Des transformations similaires ont déjà été observées. En effet, des transformations de sociétés civiles professionnelles d’avocats en AARPI ont déjà pu être constatées au Barreau de Paris. L’opération juridique s’est traduite par une transformation constatée par la réunion de l’assemblée générale extraordinaire de la SCP, statuant d’une part sur sa dissolution et d’autre part sur l’appréhension par les associés de façon indivise de la clientèle et du matériel dont ils ont conféré la jouissance à l’AARPI. Le contrat d’ARRPI régissant la structure transformée expose alors dans son préambule, que cette nouvelle structure regroupe les mêmes associés que ceux de la SCP, et que le patrimoine de l’AARPI est repris. Cette reprise s’effectue à périmètre constant, dans la mesure où les associés de la précédente structure restent les mêmes que dans la nouvelle structure constituée. On observe une véritable substitution de l’AARPI à la SCP, l’AARPI reprend le patrimoine de la SCP.

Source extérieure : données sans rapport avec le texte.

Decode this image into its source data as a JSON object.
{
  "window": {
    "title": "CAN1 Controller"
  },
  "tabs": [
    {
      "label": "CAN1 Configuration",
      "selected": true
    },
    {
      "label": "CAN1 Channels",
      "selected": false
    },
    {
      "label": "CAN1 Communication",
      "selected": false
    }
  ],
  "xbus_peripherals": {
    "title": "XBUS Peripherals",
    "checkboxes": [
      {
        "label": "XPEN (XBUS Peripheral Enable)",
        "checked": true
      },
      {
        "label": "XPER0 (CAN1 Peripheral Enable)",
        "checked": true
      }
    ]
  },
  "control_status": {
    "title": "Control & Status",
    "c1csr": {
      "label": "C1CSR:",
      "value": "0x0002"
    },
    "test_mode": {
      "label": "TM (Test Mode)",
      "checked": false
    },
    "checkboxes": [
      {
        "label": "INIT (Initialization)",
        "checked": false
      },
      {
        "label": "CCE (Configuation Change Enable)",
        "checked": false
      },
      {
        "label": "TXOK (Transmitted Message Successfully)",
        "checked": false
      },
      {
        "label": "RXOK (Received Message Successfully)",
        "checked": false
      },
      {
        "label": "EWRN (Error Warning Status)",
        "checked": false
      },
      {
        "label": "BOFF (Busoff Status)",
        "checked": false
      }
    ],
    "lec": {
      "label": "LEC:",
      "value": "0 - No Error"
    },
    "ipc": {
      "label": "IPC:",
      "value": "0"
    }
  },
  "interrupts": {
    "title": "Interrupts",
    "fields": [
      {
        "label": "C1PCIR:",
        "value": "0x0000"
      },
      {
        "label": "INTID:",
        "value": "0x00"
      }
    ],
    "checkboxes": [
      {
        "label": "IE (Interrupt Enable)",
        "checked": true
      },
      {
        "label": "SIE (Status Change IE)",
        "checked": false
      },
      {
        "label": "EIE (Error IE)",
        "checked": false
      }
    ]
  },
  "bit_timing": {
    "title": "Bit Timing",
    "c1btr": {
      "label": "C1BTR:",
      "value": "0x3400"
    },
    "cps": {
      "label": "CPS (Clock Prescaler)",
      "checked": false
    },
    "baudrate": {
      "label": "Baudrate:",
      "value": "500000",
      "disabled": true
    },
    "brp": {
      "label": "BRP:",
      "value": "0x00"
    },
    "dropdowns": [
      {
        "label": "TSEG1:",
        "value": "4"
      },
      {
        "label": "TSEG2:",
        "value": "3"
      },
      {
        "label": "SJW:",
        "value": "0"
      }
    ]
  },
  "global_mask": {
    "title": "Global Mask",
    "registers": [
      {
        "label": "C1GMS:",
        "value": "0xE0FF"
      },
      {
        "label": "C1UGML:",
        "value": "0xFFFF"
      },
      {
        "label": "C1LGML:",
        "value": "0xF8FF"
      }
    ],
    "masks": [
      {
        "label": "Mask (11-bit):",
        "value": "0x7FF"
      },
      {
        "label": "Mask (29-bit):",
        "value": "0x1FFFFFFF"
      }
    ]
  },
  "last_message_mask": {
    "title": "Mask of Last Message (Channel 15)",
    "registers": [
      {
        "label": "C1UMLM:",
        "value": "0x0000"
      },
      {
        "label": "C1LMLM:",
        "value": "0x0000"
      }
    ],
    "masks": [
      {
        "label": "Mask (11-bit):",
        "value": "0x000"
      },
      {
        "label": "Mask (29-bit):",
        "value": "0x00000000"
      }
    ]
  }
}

De la même façon, la transformation des succursales françaises de LLP de droit anglais en AARPI pourrait être juridiquement envisagée. Au plan fiscal, et sous certaines conditions, cette transformation pourrait bénéficier d’un régime de neutralité. En effet, l’administration fiscale a déjà eu à commenter ces opérations de transformation et à acter sur la base des dispositions de l’article 151 octies C du Code général des impôts, que lesdites transformations pouvaient, en principe, ne pas emporter les conséquences attachées à une cessation d’activité. Ces opérations pourraient néanmoins être soumises à certaines obligations. Par ailleurs et afin de ne pas bouleverser les modalités de rémunération et de remontée des résultats, il faudrait que l’Ordre autorise un LLP de droit anglais à être membre d’une AARPI sans pour autant y exercer. En toute hypothèse et compte tenu du contexte, il est souhaitable que des discussions soient menées avec l’administration fiscale en parallèle de celles conduites avec l’Ordre afin de donner un maximum de sécurité aux opérations de transformations envisagées.